His first commercial movie was Brownies (2004), which gave him his second Citra Award as Best Director.

"Honestly, I felt I did not really deserve it. For Get Married, I know I did well. But Brownies ... You know, getting an award really depends on the jurors' taste and mood.

"Before the jurors decided, they invited the nominees to dinner. They would think, 'I don't like this one, he seems smug. If I give him the award his head will probably get bigger and he won't be improved. I think, back then the jurors liked my personality."

After Brownies, Hanung made Catatan Akhir Sekolah (School's End Notes, 2005), Jomblo (Singles, 2006), Lentera Merah (2006), Kamulah Satu-satunya (You're the Only One, 2007), Legenda Sundel Bolong (Legend of Sundel Bolong, 2007), Get Married (2007) and Ayat-ayat Cinta (2008).

Most of them Hanung refers to as "teen flicks".

"I still want to make more serious movies, like on Kartini (the national hero) and something to do with Genjer-genjer (folk song associated with the Communist movement in Java). I Haven't got the investors though."

Hanung, who wears a necklace with a pendant showing the hammer and sickle, has repeatedly voiced his fascination with the ideology of the left.

"I was born on Oct. 1, Pancasila Sanctity Day, the day to remind the country of the nation's victory over the communists. Thus, I have always been intrigued by Indonesia's history of Communism."

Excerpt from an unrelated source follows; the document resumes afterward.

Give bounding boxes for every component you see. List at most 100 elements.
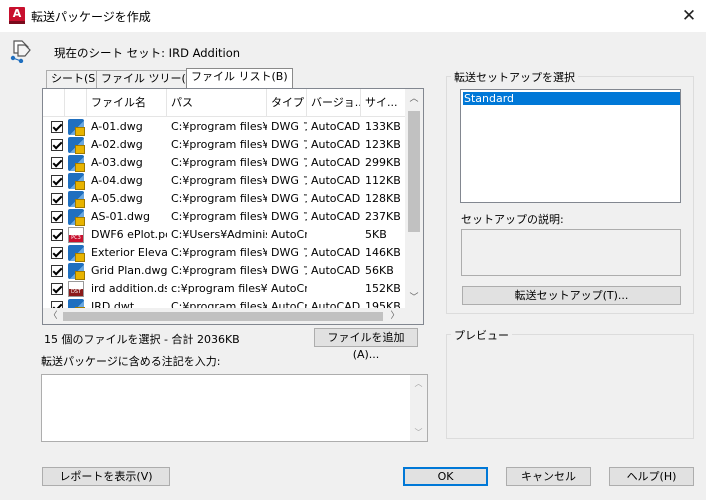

Hanung's generation grew up during the New Order regime, which waged a serious anti-communism campaign. Inevitably, Hanung belonged to a group of children across the country who were sat down to watch the propaganda movie Pemberontakan G30S/PKI (The Mutiny of the Indonesian Communist Party, Sept. 30) every year, on Sept. 30 in the evening, the time when Hanung as a child was full of anticipation, waiting for his birthday the following day.

Nevertheless, save for the ghost in Lentera Merah, Hanung has never really made it to the left side, instead steering to the right.

Whether he is making teen flicks or tackling more serious issues, Hanung's says his films will always be "statement films".

"As a director I can make both serious and light movies at the same time. Ridley Scott, for example, his latest movie is light, unlike his previous epic movies. It's no problem," Hanung said

"I will seize the moment, that's it."